126] It is well known, that if a body B is positively electrified, and another body A, communicating with the ground, be then brought near it, the electric fluid will escape faster from B, at that part of it which is turned towards A, than before. This is plainly conformable to theory; for as A is thereby rendered undercharged, B will in its turn be made more overcharged, in that part of it which is turned towards A, than it was before. But it is also well known that the fluid will escape faster from B, if A be pointed, than if it be blunt; though B will be less overcharged in this case than in the other; for the broader the surface of A, which is turned towards B, the more effect will it have in increasing the overcharge of B. The cause of this phænomenon is as follows:

If A is pointed, and the pointed end turned towards B, the air close to the point will be very much undercharged, and therefore

will be strongly repelled by A, and attracted by B, which will cause a swift current of air to flow from it towards B; by which means a constant supply of undercharged air will be brought in contact with B, which will accelerate the discharge of electricity from it in a very great degree: and moreover, the more pointed A is, the swifter will be this current. If, on the other hand, that end of A which is turned towards B is so blunt, that the electricity is not disposed to run into A faster than it is to run out of B, the air adjoining to B may be as much overcharged as that adjoining to A is undercharged; and therefore may by the joint repulsion of B and attraction of A, be impelled from B to A, with as much or more force than the air adjoining to A is impelled in the contrary direction; so that what little current of air there is may flow in the contrary direction.
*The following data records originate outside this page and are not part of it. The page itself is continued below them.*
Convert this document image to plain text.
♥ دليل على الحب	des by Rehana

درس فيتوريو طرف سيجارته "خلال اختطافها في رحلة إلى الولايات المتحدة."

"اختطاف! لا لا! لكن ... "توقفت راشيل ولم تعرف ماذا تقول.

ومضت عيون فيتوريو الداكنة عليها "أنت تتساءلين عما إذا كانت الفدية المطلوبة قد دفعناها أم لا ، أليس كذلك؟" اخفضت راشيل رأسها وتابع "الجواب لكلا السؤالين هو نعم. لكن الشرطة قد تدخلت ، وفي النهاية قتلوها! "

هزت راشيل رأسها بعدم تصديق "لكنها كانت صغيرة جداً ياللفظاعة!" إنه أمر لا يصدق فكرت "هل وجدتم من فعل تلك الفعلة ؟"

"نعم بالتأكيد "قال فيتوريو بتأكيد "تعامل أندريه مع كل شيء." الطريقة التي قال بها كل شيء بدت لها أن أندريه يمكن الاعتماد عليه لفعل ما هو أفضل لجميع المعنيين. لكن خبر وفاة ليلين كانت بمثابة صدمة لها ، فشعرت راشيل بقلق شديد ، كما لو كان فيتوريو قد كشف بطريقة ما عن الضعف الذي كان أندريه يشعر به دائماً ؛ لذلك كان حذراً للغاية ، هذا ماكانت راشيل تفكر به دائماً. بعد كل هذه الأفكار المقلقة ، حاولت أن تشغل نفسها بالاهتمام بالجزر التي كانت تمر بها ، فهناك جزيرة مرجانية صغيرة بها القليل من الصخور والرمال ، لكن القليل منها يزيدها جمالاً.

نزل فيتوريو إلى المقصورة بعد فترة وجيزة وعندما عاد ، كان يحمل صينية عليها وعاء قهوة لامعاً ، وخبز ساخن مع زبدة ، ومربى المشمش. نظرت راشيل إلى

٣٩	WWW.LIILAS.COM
It is easy applying what has been here said to the case in which B is negatively electrified.

127] § 5. In the paper of Mr Canton's, quoted in the second section, and in a paper of Dr Franklin's Philosophical Transactions 1755, p. 300, and Franklin's letters p. 155, are some remarkable experiments, shewing that when an overcharged body is brought near another body, some fluid is driven to the further end of this body, and also some driven out of it, if it is not insulated. The experiments are all strictly conformable to the 11th, 12th, and 13th propositions: but it is needless to point out the agreement, as the explanation given by the authors does it sufficiently.

128] § 6. On the Leyden vial.

The shock produced by the Leyden vial seems owing only to the great quantity of redundant fluid collected on its positive side, and the great deficiency on its negative side; so that if a conductor was prepared of so great a size, as to be able to receive as much additional fluid by the same degree of electrification as the positive side of a Leyden vial, and was positively electrified in the same degree as the vial, I do not doubt but what as great a shock would be produced by making a communication between this conductor and the ground, as between the two surfaces of the Leyden vial, supposing both communications to be made by canals of the same length and same kind.